A Busy Week for Climate

New York City - With President Obama's speech today before the UN meeting on climate change, convened by UN Secretary General Ban Ki-Moon, the release of excerpts from an IEA report on the climate Sunday and climate on the agenda at the G-20 meeting in Pittsburgh, this week has shaped up as a remarkable one in climate discussions.  On Sunday, the IEA released sections from its forth coming Energy Outlook  that are remarkably optimistic about the climate.  Today, President Obama gave a forceful--if thematic--speech to the UN--notable more than anything else for the reversal of US policy on the climate that his presidency brings relative to his predecessor.  And later in the week, the G-20 will take up the issue anew after failing to make major progress in London.  All of this is happening with Copenhagen now just around the corner.  At this point, it is worth taking stock of where the world is on what Sir David King has dubbed the hot topic.

First, the IEA report in its suprisingly positive findings shows above all, that action on climate change is within our reach.  The IEA found that the EU effort on climate has succeded more than previously thought.  It also praises China for its efforts and the US for improving fuel economy  Most notable, however, is the huge decline in emissions that has evidently accompanied the current recession.  The sharp dropoff in emissions shows that the word can cut emissions dramatically over a period of months and still survive.  In effect, it sets a boundary.  Obviousy, we don't want to see unemployment at 10% in the US in order to lower emissions.  But it shows that a lower emissions world is attainable. In fact, we are living it right now. 
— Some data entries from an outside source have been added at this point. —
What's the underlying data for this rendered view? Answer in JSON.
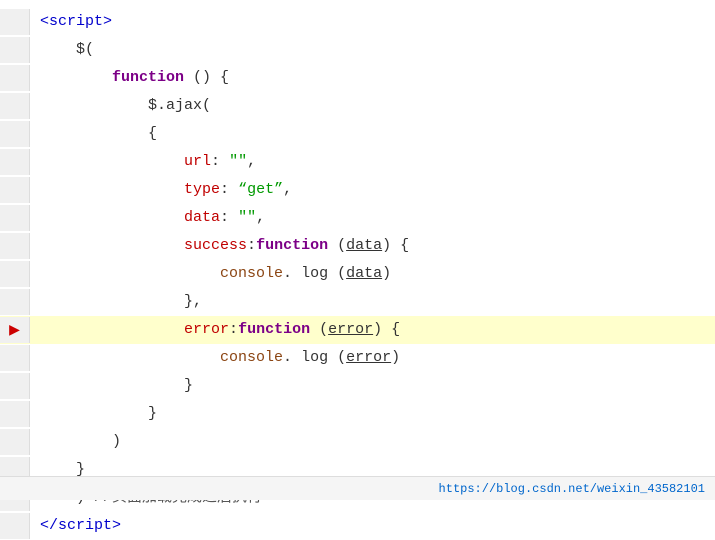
{
  "code": {
    "lines": [
      {
        "id": 1,
        "gutter": "",
        "highlighted": false,
        "parts": [
          {
            "text": "<",
            "class": "tag-bracket"
          },
          {
            "text": "script",
            "class": "tag"
          },
          {
            "text": ">",
            "class": "tag-bracket"
          }
        ]
      },
      {
        "id": 2,
        "gutter": "",
        "highlighted": false,
        "parts": [
          {
            "text": "    $(",
            "class": "plain"
          }
        ]
      },
      {
        "id": 3,
        "gutter": "",
        "highlighted": false,
        "parts": [
          {
            "text": "        ",
            "class": "plain"
          },
          {
            "text": "function",
            "class": "func-kw"
          },
          {
            "text": " () {",
            "class": "plain"
          }
        ]
      },
      {
        "id": 4,
        "gutter": "",
        "highlighted": false,
        "parts": [
          {
            "text": "            $.ajax(",
            "class": "plain"
          }
        ]
      },
      {
        "id": 5,
        "gutter": "",
        "highlighted": false,
        "parts": [
          {
            "text": "            {",
            "class": "plain"
          }
        ]
      },
      {
        "id": 6,
        "gutter": "",
        "highlighted": false,
        "parts": [
          {
            "text": "                ",
            "class": "plain"
          },
          {
            "text": "url",
            "class": "prop"
          },
          {
            "text": ": ",
            "class": "plain"
          },
          {
            "text": "\"\"",
            "class": "str-green"
          },
          {
            "text": ",",
            "class": "plain"
          }
        ]
      },
      {
        "id": 7,
        "gutter": "",
        "highlighted": false,
        "parts": [
          {
            "text": "                ",
            "class": "plain"
          },
          {
            "text": "type",
            "class": "prop"
          },
          {
            "text": ": ",
            "class": "plain"
          },
          {
            "text": "“get”",
            "class": "str-green"
          },
          {
            "text": ",",
            "class": "plain"
          }
        ]
      },
      {
        "id": 8,
        "gutter": "",
        "highlighted": false,
        "parts": [
          {
            "text": "                ",
            "class": "plain"
          },
          {
            "text": "data",
            "class": "prop"
          },
          {
            "text": ": ",
            "class": "plain"
          },
          {
            "text": "\"\"",
            "class": "str-green"
          },
          {
            "text": ",",
            "class": "plain"
          }
        ]
      },
      {
        "id": 9,
        "gutter": "",
        "highlighted": false,
        "parts": [
          {
            "text": "                ",
            "class": "plain"
          },
          {
            "text": "success",
            "class": "prop"
          },
          {
            "text": ":",
            "class": "plain"
          },
          {
            "text": "function",
            "class": "func-kw"
          },
          {
            "text": " (",
            "class": "plain"
          },
          {
            "text": "data",
            "class": "param-underline"
          },
          {
            "text": ") {",
            "class": "plain"
          }
        ]
      },
      {
        "id": 10,
        "gutter": "",
        "highlighted": false,
        "parts": [
          {
            "text": "                    ",
            "class": "plain"
          },
          {
            "text": "console",
            "class": "console-text"
          },
          {
            "text": ".",
            "class": "plain"
          },
          {
            "text": " log",
            "class": "plain"
          },
          {
            "text": " (",
            "class": "plain"
          },
          {
            "text": "data",
            "class": "param-underline"
          },
          {
            "text": ")",
            "class": "plain"
          }
        ]
      },
      {
        "id": 11,
        "gutter": "",
        "highlighted": false,
        "parts": [
          {
            "text": "                },",
            "class": "plain"
          }
        ]
      },
      {
        "id": 12,
        "gutter": "arrow",
        "highlighted": true,
        "parts": [
          {
            "text": "                ",
            "class": "plain"
          },
          {
            "text": "error",
            "class": "prop"
          },
          {
            "text": ":",
            "class": "plain"
          },
          {
            "text": "function",
            "class": "func-kw"
          },
          {
            "text": " (",
            "class": "plain"
          },
          {
            "text": "error",
            "class": "param-underline"
          },
          {
            "text": ") {",
            "class": "plain"
          }
        ]
      },
      {
        "id": 13,
        "gutter": "",
        "highlighted": false,
        "parts": [
          {
            "text": "                    ",
            "class": "plain"
          },
          {
            "text": "console",
            "class": "console-text"
          },
          {
            "text": ".",
            "class": "plain"
          },
          {
            "text": " log",
            "class": "plain"
          },
          {
            "text": " (",
            "class": "plain"
          },
          {
            "text": "error",
            "class": "param-underline"
          },
          {
            "text": ")",
            "class": "plain"
          }
        ]
      },
      {
        "id": 14,
        "gutter": "",
        "highlighted": false,
        "parts": [
          {
            "text": "                }",
            "class": "plain"
          }
        ]
      },
      {
        "id": 15,
        "gutter": "",
        "highlighted": false,
        "parts": [
          {
            "text": "            }",
            "class": "plain"
          }
        ]
      },
      {
        "id": 16,
        "gutter": "",
        "highlighted": false,
        "parts": [
          {
            "text": "        )",
            "class": "plain"
          }
        ]
      },
      {
        "id": 17,
        "gutter": "",
        "highlighted": false,
        "parts": [
          {
            "text": "    }",
            "class": "plain"
          }
        ]
      },
      {
        "id": 18,
        "gutter": "",
        "highlighted": false,
        "parts": [
          {
            "text": "    ) ",
            "class": "plain"
          },
          {
            "text": "//页面加载完成之后执行",
            "class": "comment"
          }
        ]
      },
      {
        "id": 19,
        "gutter": "",
        "highlighted": false,
        "parts": [
          {
            "text": "<",
            "class": "tag-bracket"
          },
          {
            "text": "/script",
            "class": "tag"
          },
          {
            "text": ">",
            "class": "tag-bracket"
          }
        ]
      }
    ]
  },
  "footer": {
    "link_text": "https://blog.csdn.net/weixin_43582101"
  }
}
The President's speech, though criticized by some environmentalists for lacking specifics, in my mind hit the right notes and reverses one of the troubling elements of much of the discussion before.  While noting that the developed world needs to do more, the President also called the developing world to account.  This strikes a slightly different note than many dicussions up to now that have reprised the poverty debate with the developing world asking for aid and the developed world expressing guilt over previous sins.  Climate change discussions--though they touch on issues of development--are not about equity between North and South but rather the survival of the planet.  Progress on saving the climate cannot be about apologizing for the last century of industrialization.  That was a necessary phase of economic development that although it raised living standards first in the developed world, in effect, paved the way for industrialization everywhere.  Nor was industrialization in the west a free ride for the workers who toiled in factories or even those who enjoyed its fruit as the high mortality of the indsutrial wage and bloody 20th Century attest.  The developing world although slower to industrialize in many ways inherits the technology, transportation network and markets created by the developed world's industrialization.  And developing countries have an even greater stake in addressing climate change because they stand to suffer disproportionately from rising sea levels, disruption of food supplies, extreme weather and other potential consequences of a hotter planet.  The President was right to call on the developing countries to be as serious as the developed ones about facing this issue.

The discussions underway at the UN and those that will be part of the G20 process, however, are not moving at the pace that anyone would like.  Although President Obama took pains to mention the passage of climate change legislation in the House, he could not point to a unifed American position as our basis for international negotiation.  The simple fact is that there is a very real possibility that a comprehensive global agreement on global greenhouse gas emissions will not be ready by Copenhagen.

If that is the case, however, as the IEA repot makes clear, that does not mean all is lost.  Rather, the US like China and, indeed, all countries needs to move forward on the many other fronts available to address the problem of greenhouse gas emissions.  Since the recent interruption of growth was, we all hope, temporary, as I have written before the answer ultimately must be technology.  In order to incent the private sector to accelerate the rollout of low carbon technologies, government needs to put the right policies in place.  That means improving fuel economy, building more efficient buildings and creating a new, smarter, more open electricity network to spur a renewable revolution. 

Regardless of what happens this week in New York and Pittsburgh, or what happens in Copenhagen the problem of climate change will not be solved in a day a month or a year, but only through the consistent application of private industry and government in all their actions to introducing that technology.  That is the real imperative underlying this week's focus on climate change.  And it must be the real goal of a wide range of policy efforts going forward whether the world secures a comprehensive agreement or not.